The transferee must hold a valid Investment Registration Certificate (IRC).
Frequently asked questions about factory transfers
What costs are involved in transferring a factory?
When transferring a factory in an industrial park, costs may vary depending on the nature of the assets and terms agreed between parties. However, some fees are typically mandatory, including:
- Registration fee (0.5%)
- Value Added Tax (VAT – 10%)
- Land administration fee
- Notarization fee
- Personal income tax or corporate income tax (depending on the party and current tax laws)
What happens to the land use rights during a factory transfer?
How land use rights are handled depends on the type of property being transferred and the contract terms. In most cases, both the factory and land use rights are transferred together.

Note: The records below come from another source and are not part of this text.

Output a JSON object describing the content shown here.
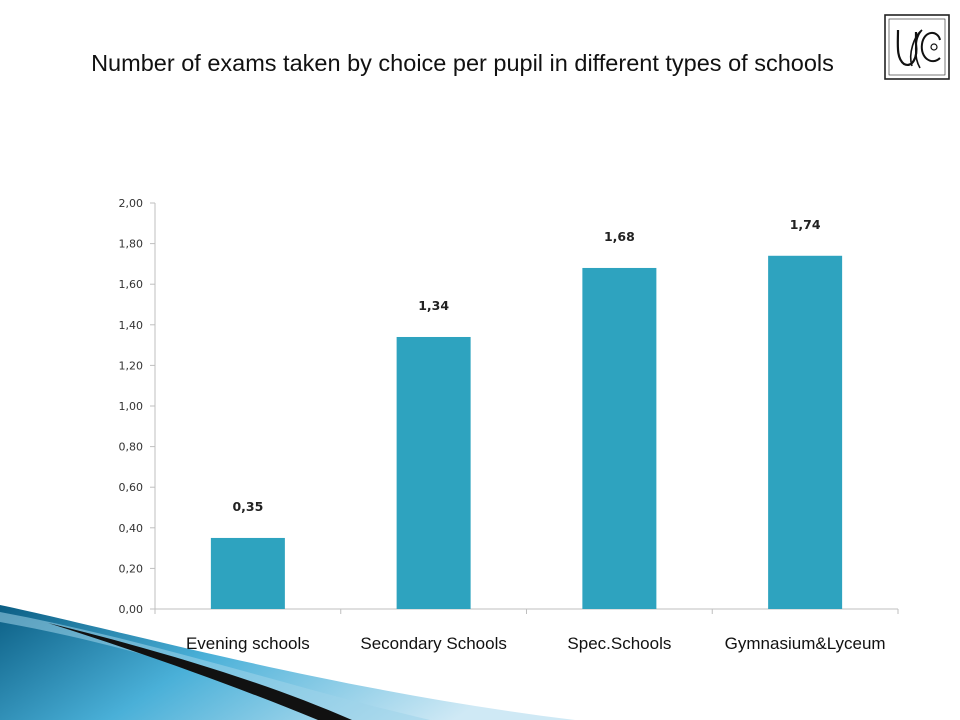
{
  "title": "Number of exams taken by choice per pupil in different types of schools",
  "logo_text": "UC",
  "chart_data": {
    "type": "bar",
    "title": "Number of exams taken by choice per pupil in different types of schools",
    "categories": [
      "Evening schools",
      "Secondary Schools",
      "Spec.Schools",
      "Gymnasium&Lyceum"
    ],
    "values": [
      0.35,
      1.34,
      1.68,
      1.74
    ],
    "data_labels": [
      "0,35",
      "1,34",
      "1,68",
      "1,74"
    ],
    "y_ticks": [
      "0,00",
      "0,20",
      "0,40",
      "0,60",
      "0,80",
      "1,00",
      "1,20",
      "1,40",
      "1,60",
      "1,80",
      "2,00"
    ],
    "ylim": [
      0,
      2
    ],
    "xlabel": "",
    "ylabel": "",
    "grid": false,
    "bar_color": "#2ea3bf"
  },
  "colors": {
    "bar": "#2ea3bf",
    "axis": "#bfbfbf",
    "swoosh_dark": "#0b5e84",
    "swoosh_light": "#5ab7dc",
    "black_arrow": "#111111"
  }
}
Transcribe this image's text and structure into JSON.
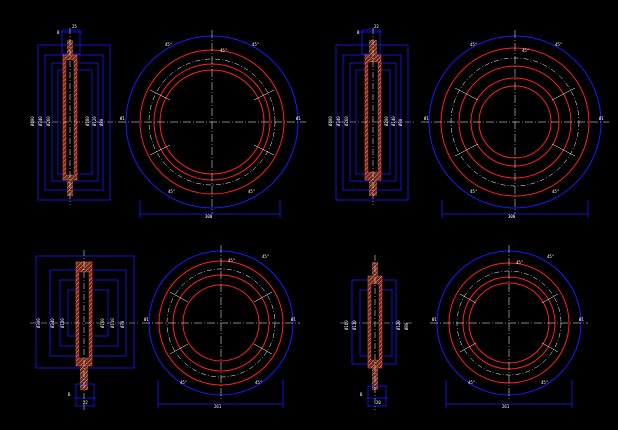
{
  "colors": {
    "background": "#000000",
    "dimension": "#1a1aff",
    "outline_red": "#ff2020",
    "centerline": "#ffffff",
    "hatch": "#c87050",
    "text": "#ffffff"
  },
  "views": [
    {
      "id": "top-left",
      "top_dims": [
        "B",
        "25"
      ],
      "left_dims": [
        "Ø400",
        "Ø340",
        "Ø260"
      ],
      "right_dims": [
        "Ø180",
        "Ø120",
        "Ø80"
      ],
      "plan_bottom": "300",
      "plan_left": "Ø1",
      "plan_right": "Ø1",
      "angles": [
        "45°",
        "45°",
        "45°",
        "45°",
        "45°"
      ]
    },
    {
      "id": "top-right",
      "top_dims": [
        "B",
        "22"
      ],
      "left_dims": [
        "Ø400",
        "Ø340",
        "Ø260"
      ],
      "right_dims": [
        "Ø200",
        "Ø140",
        "Ø90"
      ],
      "plan_bottom": "300",
      "plan_left": "Ø1",
      "plan_right": "Ø1",
      "angles": [
        "45°",
        "45°",
        "45°",
        "45°",
        "45°"
      ]
    },
    {
      "id": "bottom-left",
      "bottom_dims": [
        "B",
        "22"
      ],
      "left_dims": [
        "Ø300",
        "Ø240",
        "Ø180"
      ],
      "right_dims": [
        "Ø160",
        "Ø110",
        "Ø70"
      ],
      "plan_bottom": "261",
      "plan_left": "Ø1",
      "plan_right": "Ø1",
      "angles": [
        "45°",
        "45°",
        "45°",
        "45°"
      ]
    },
    {
      "id": "bottom-right",
      "bottom_dims": [
        "B",
        "20"
      ],
      "left_dims": [
        "Ø160",
        "Ø110"
      ],
      "right_dims": [
        "Ø120",
        "Ø80"
      ],
      "plan_bottom": "261",
      "plan_left": "Ø1",
      "plan_right": "Ø1",
      "angles": [
        "45°",
        "45°",
        "45°",
        "45°"
      ]
    }
  ]
}
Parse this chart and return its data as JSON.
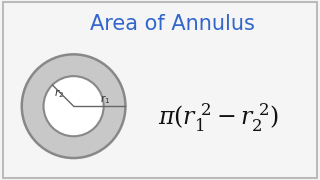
{
  "title": "Area of Annulus",
  "title_color": "#3366cc",
  "title_fontsize": 15,
  "formula_fontsize": 17,
  "formula_color": "#111111",
  "bg_color": "#f5f5f5",
  "border_color": "#bbbbbb",
  "annulus_fill_color": "#c8c8c8",
  "annulus_edge_color": "#888888",
  "annulus_line_color": "#666666",
  "r1_label": "$r_1$",
  "r2_label": "$r_2$",
  "label_color": "#333333",
  "label_fontsize": 7.5
}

Below are two common scenarios based on land lease types:
Scenario 1: One-time payment for industrial land lease
- If the factory owner has paid the land lease in full for the entire lease term, they may transfer both the land use rights and the attached factory structure.
- The transferee will receive full rights to both assets upon completion of the transfer contract.
Scenario 2: Annual payment for industrial land lease
- In this case, the land use rights cannot be transferred. The transferor may only:
- Transfer assets attached to the land (i.e., the factory)
- Transfer the right to lease the land under the existing lease contract
Details:
- The transferee of the land-attached assets continues leasing the land from the industrial park developer
- The transferee of the lease inherits the full rights and obligations of the original land lease agreement
If the transaction does not include land lease rights, the transferee only owns the factory, while the land lease remains under the transferor’s name, who continues to fulfill the financial obligations to the State.
Is transferring a factory in an industrial park or export processing zone legal?
Yes. According to the Land Law 2013, transactions involving assets attached to land leased from the State are clearly defined and legally permissible. Therefore, businesses can legally transfer factories in industrial parks or export processing zones, provided they fully comply with applicable legal conditions.
Conclusion
The above is a comprehensive overview of the factory transfer process in industrial parks, provided by KTG Industrial. Understanding the legal procedures and preparing all necessary documents and conditions in advance will help businesses save time, reduce costs, and minimize legal risks.
If you are considering buying or transferring a factory, take the time to thoroughly research the process—or consult a professional legal advisor to ensure smooth and lawful execution.